President Coolidge captured by photographer Addison Scurlock, early 1924. While certain candidates of all stripes are evading what they believe, hiding who they are from voters, concealing what principles they support and what their vision is for local neighborhoods, counties, states, and the country, Coolidge boldly outlined his policy principles in less than two minutes. In this recording, Coolidge cements his ideals for all time in the crisp record of radio. Instead of hiding who he was and what he sought to accomplish, he freely volunteers it for voters to choose. 1924 shattered conventional wisdom with Coolidge and the Republican Party sweeping to victory in landslide proportions despite being a three-way race. The points he makes still resonate these ninety years later and serve a necessary reminder that the way to decisive victory is not through subterfuge, deception, obfuscation or timidity. Coolidge believed the Republican Party stood for very specific principles and it had better keep its commitments to the electorate on that basis.

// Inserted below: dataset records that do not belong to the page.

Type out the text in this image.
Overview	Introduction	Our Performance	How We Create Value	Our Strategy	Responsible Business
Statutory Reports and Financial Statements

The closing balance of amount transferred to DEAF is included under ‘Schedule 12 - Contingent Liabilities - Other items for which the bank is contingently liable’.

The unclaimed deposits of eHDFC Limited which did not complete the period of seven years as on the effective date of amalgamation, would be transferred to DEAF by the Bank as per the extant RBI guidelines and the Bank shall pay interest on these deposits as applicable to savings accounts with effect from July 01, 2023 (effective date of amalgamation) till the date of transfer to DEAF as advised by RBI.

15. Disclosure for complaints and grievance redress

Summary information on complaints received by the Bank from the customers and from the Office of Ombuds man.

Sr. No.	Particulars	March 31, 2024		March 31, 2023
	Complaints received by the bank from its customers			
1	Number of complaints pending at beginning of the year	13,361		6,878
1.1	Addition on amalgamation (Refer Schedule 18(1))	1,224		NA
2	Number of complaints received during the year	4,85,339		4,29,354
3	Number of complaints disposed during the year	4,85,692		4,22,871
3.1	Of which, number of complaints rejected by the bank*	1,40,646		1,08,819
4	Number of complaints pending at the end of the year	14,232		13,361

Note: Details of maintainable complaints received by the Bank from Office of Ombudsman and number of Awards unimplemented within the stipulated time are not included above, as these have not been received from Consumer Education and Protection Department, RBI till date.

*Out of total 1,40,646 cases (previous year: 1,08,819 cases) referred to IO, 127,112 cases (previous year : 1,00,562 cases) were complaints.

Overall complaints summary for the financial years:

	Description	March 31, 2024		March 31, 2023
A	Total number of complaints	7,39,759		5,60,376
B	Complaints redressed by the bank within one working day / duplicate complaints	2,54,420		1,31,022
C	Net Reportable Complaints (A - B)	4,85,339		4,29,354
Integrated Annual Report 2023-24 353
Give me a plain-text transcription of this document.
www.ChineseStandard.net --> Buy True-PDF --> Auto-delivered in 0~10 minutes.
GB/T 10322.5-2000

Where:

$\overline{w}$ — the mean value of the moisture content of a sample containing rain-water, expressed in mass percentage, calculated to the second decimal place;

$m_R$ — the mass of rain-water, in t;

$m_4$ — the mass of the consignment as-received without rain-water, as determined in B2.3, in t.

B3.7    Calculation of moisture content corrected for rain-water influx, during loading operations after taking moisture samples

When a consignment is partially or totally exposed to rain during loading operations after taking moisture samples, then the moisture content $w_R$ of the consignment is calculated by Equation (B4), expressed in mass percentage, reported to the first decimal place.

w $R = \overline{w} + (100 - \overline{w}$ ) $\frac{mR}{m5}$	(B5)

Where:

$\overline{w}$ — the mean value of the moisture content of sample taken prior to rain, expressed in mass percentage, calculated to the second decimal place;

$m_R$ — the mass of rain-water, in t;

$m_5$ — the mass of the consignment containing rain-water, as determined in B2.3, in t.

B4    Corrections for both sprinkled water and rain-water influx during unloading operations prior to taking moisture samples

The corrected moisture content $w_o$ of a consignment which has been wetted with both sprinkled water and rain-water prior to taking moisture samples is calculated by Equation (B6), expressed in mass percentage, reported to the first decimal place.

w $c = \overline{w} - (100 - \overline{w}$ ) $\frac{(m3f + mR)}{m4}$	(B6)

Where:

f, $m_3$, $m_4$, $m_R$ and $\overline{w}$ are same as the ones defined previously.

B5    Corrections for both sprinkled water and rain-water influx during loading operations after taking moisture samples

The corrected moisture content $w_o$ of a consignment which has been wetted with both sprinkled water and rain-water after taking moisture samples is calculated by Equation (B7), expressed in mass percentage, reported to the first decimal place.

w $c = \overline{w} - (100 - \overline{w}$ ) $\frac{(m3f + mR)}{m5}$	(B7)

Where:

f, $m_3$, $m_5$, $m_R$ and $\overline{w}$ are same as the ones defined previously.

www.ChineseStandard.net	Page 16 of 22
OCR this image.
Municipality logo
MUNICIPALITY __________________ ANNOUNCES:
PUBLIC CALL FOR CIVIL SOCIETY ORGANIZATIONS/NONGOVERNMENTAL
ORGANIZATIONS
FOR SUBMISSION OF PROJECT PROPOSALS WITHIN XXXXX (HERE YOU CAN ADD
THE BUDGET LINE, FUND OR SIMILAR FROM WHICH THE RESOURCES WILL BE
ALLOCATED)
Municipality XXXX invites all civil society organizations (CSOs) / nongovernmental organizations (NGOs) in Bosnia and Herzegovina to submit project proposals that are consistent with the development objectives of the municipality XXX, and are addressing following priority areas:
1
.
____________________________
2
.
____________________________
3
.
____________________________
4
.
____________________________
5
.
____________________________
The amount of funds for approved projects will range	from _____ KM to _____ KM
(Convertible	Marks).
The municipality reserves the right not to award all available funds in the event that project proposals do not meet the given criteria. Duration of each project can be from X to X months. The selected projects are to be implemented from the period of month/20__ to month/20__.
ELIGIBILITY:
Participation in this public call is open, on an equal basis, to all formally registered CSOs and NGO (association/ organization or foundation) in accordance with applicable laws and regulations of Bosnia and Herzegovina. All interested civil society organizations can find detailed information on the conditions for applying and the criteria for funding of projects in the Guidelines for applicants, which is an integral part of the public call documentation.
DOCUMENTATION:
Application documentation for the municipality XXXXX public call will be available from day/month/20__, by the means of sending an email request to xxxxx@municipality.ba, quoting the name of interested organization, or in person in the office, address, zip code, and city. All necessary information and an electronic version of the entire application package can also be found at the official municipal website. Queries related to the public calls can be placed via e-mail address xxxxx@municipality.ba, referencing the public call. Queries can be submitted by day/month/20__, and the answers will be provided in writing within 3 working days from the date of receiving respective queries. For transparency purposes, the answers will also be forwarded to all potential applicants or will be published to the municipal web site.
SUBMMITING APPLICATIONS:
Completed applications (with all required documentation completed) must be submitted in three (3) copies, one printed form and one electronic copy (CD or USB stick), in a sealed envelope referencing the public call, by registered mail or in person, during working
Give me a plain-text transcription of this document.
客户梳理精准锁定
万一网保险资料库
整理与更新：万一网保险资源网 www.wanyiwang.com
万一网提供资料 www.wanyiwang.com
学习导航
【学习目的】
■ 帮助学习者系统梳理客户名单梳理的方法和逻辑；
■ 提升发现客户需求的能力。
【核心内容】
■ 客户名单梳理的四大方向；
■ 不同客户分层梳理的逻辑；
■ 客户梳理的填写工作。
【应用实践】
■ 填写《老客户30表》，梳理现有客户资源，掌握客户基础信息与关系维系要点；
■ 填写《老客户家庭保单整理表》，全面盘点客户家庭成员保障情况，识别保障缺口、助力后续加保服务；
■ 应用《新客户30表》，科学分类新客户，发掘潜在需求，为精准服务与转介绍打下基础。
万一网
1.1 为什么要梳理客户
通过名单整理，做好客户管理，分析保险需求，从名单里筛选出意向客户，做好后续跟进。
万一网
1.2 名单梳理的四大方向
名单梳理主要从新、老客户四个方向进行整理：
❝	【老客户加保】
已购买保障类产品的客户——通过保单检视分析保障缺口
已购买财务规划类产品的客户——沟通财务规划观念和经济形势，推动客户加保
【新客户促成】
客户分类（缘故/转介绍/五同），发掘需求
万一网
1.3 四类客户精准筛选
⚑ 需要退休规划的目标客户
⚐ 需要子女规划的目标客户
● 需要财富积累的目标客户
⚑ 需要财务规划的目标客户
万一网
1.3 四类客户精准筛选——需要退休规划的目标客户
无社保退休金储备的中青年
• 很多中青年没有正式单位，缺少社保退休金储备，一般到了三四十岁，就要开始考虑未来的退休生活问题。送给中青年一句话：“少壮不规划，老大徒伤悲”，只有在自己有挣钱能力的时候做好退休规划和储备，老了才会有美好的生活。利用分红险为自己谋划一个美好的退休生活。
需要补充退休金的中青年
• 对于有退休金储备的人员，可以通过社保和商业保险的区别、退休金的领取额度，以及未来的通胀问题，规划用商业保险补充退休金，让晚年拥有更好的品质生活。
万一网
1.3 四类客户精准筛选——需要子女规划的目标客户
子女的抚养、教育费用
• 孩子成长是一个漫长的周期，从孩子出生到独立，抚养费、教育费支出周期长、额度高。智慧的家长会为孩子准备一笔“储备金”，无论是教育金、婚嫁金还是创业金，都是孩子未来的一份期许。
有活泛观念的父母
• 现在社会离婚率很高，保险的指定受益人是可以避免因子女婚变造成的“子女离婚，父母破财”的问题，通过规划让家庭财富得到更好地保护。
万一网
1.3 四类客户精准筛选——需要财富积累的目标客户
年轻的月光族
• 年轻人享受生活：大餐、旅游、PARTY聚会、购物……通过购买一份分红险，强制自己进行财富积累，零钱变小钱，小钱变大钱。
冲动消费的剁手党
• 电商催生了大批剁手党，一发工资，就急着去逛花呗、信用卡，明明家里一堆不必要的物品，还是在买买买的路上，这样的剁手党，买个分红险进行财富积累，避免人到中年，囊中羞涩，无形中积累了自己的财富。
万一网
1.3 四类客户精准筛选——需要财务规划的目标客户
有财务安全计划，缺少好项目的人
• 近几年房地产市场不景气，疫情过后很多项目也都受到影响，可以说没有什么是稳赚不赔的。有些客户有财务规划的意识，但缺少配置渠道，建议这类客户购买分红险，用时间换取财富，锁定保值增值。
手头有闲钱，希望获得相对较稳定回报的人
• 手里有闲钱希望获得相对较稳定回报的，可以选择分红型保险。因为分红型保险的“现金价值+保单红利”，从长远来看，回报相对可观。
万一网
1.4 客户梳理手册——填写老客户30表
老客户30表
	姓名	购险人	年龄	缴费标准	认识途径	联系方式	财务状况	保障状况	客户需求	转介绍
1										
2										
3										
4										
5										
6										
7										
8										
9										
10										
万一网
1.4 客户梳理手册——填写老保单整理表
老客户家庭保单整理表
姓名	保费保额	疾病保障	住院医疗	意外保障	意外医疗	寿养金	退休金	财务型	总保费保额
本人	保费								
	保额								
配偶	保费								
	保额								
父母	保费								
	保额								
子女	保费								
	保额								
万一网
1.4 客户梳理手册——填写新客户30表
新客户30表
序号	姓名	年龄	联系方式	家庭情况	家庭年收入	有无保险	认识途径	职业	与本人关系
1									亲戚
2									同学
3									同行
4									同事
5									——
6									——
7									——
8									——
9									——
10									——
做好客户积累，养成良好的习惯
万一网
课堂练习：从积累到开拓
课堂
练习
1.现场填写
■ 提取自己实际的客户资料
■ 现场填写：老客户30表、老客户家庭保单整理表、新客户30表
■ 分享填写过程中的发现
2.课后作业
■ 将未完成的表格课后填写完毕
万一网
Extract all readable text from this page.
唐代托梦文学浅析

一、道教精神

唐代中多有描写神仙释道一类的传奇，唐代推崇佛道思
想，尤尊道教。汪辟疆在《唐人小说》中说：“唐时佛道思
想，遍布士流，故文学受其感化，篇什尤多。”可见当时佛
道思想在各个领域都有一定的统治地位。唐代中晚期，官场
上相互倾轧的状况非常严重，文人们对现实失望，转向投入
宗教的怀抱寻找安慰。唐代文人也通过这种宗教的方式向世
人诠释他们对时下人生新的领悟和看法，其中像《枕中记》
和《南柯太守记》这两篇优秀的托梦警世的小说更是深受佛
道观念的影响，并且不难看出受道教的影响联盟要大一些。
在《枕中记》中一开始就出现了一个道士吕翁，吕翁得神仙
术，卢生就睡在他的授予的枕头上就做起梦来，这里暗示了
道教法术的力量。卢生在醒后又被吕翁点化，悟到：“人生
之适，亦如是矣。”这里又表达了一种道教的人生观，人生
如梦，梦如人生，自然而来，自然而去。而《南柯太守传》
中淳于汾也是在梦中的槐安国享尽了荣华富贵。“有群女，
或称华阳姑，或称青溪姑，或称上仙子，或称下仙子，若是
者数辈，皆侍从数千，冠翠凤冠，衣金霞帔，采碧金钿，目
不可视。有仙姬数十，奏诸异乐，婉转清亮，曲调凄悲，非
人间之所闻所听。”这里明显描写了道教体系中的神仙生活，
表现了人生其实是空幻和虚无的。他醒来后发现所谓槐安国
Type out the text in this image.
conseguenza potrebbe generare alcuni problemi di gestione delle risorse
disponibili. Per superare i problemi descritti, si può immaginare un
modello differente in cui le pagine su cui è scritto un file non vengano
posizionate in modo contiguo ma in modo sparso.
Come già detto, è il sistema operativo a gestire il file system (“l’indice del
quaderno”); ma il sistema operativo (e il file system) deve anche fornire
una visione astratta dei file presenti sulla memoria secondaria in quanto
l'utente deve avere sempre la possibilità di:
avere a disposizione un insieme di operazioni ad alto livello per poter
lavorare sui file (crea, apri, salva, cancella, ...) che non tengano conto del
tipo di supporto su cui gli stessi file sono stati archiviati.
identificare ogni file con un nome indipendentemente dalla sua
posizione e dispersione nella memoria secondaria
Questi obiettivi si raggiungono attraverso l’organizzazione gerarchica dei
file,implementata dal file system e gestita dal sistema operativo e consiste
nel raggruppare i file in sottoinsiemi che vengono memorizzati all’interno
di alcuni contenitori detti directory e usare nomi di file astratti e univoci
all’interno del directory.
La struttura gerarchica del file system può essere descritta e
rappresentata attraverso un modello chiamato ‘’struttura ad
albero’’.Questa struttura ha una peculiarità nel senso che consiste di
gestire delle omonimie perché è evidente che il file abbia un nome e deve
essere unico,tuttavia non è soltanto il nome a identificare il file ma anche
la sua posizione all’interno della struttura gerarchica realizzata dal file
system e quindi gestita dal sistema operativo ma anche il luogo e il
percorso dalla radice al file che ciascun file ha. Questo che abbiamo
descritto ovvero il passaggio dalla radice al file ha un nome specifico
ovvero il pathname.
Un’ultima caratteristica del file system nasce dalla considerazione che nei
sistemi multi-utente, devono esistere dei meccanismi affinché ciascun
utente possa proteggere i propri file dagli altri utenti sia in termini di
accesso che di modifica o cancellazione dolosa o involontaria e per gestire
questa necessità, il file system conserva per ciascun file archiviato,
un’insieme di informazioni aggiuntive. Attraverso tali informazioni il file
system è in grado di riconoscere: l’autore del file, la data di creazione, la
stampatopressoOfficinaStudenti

Talking about what kind of government and set of principles we should have, giving Americans something to vote for as opposed to merely vote against, is vastly neglected these days. Not so with Coolidge. The GOP would do no favors and, in fact, fail good government to water down its differences to gain votes.  Public service was too important to be so cheapened and, to Coolidge, being Republican preserved the best of America’s institutions, ideals, foundations for future progress, and her people’s renewing power for good.